Don't empty your wallet on big-ticket items Although you may be planning ways to turn your new home into a castle, avoid big ticket purchases like appliances, electronics, or expensive furnishings. You will also want to avoid vacations and vehicle purchases until the closing of your loan. Financing new Plasma TVs with a store card or a bank credit card could jeopardize your credit worthiness during the time it means the most. Because lenders are examining your bank accounts, a large cash purchase is also not advised.
Don't look for a new career. Lending Institutions feel comfortable seeing a consistent work history on your paperwork. Finding a new job (particularly one with a bump in salary) may not change your ability to qualify for your loan. But for some, changing careers during the loan approval process could raise concern and stymie your approval.
Don't change banks or move finances around in your accounts. As your lender considers your mortgage loan application, you will probably be instructed to provide bank statements for the last few months for your saving and checking accounts, money market funds and other liquid finances. To avoid potential fraud, most lenders require detailed paperwork to determine the source of all cash. No matter the reason, moving banks or moving money from one account to another can raise a red flag with your lender and impede your qualification process.

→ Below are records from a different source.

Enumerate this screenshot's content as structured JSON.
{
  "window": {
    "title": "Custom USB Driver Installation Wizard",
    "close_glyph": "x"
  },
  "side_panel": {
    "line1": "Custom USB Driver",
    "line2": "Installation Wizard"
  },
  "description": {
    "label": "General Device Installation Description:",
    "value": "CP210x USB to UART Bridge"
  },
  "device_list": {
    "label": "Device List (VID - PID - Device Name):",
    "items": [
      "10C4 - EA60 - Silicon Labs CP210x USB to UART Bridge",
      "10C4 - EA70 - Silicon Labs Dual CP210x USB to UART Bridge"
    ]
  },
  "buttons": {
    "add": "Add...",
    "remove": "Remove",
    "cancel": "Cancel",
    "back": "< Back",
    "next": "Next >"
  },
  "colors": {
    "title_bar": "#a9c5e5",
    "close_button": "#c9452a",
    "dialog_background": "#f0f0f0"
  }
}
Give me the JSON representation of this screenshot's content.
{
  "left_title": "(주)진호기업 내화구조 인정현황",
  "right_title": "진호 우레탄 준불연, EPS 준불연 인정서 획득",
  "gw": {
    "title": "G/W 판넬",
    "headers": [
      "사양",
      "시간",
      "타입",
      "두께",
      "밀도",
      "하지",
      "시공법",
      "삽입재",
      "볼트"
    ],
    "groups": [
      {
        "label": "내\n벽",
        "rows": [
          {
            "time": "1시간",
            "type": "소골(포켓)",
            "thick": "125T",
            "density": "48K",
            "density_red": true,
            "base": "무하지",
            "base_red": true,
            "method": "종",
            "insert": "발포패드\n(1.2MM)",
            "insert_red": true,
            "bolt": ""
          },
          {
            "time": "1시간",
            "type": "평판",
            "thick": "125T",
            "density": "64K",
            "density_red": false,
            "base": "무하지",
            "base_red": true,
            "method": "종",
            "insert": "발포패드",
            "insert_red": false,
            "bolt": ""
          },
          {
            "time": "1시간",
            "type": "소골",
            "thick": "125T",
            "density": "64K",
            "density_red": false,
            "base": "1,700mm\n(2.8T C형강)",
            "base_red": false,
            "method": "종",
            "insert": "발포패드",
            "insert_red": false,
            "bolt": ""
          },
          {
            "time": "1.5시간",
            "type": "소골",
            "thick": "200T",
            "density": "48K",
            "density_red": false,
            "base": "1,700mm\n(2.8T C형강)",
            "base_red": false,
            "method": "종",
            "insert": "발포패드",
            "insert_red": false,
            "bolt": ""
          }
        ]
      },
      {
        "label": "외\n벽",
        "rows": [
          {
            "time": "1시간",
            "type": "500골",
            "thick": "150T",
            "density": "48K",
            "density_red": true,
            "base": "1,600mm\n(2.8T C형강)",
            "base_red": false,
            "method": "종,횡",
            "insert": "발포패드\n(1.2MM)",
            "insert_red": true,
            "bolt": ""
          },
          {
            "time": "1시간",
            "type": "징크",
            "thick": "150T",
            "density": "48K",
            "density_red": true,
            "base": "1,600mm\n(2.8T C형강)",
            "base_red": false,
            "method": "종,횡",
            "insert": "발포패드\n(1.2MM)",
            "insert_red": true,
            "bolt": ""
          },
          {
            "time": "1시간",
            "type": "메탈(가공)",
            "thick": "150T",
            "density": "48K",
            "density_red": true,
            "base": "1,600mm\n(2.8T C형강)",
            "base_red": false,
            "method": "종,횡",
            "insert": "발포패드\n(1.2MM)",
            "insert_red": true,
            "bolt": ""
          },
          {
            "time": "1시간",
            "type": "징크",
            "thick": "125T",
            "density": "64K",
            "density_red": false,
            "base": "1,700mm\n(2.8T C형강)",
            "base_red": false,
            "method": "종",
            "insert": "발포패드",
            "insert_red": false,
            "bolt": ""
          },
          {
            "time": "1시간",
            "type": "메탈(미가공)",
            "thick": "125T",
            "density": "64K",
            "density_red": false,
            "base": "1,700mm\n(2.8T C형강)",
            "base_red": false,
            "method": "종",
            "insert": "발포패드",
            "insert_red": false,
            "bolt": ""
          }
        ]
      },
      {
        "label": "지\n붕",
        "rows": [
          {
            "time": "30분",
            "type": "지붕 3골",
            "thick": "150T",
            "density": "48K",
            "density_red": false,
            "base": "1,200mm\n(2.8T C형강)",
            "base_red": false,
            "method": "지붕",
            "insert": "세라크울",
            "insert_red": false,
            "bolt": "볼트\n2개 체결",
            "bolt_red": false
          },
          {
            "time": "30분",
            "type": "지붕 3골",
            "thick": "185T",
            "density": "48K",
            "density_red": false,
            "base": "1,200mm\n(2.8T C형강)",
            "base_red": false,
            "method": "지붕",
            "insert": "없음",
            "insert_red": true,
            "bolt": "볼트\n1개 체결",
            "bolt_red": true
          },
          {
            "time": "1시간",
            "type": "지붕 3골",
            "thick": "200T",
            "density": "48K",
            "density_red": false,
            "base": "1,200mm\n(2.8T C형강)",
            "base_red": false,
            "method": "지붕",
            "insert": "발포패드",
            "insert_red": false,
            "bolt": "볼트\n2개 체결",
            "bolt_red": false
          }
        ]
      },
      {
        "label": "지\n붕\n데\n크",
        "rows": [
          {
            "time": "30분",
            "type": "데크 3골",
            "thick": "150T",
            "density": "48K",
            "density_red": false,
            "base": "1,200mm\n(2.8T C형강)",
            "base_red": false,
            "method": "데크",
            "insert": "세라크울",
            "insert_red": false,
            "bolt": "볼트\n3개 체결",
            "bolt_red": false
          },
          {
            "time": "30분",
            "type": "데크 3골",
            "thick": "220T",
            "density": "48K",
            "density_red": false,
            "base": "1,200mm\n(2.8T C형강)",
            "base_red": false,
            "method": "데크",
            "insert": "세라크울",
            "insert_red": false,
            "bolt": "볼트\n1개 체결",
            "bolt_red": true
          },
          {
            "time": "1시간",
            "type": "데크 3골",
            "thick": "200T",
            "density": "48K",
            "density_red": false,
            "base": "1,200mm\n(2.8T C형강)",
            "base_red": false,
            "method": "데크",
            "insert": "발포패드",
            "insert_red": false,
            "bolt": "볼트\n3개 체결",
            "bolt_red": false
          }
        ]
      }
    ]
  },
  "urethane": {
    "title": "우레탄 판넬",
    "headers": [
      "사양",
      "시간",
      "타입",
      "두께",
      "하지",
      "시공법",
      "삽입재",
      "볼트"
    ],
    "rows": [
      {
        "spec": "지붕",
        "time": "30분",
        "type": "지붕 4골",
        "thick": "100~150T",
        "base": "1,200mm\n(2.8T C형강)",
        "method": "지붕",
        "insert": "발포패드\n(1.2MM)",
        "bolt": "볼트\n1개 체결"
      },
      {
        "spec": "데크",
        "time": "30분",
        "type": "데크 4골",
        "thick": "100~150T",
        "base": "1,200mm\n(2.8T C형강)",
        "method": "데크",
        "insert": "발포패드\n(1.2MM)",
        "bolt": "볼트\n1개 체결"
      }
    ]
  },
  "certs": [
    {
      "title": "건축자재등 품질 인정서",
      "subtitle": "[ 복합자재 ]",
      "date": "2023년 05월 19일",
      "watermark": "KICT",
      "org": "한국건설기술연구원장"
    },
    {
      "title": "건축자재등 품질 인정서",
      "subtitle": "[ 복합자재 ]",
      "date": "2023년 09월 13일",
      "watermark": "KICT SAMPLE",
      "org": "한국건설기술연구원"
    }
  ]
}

Don't give your FSBO (for sale by owner) seller a "good faith" deposit, cash in hand. Your good faith deposit does not belong to the seller: it remains yours until the transaction is final. Your earnest funds are to be used for your expenses upon closing; some FSBO sellers might not know this. An attorney or other type of neutral party can hang onto your earnest funds, or you may place them temporarily into a trust account until you close. Should your home purchase fail, your purchase contract should dictate to whom your good faith deposit should go.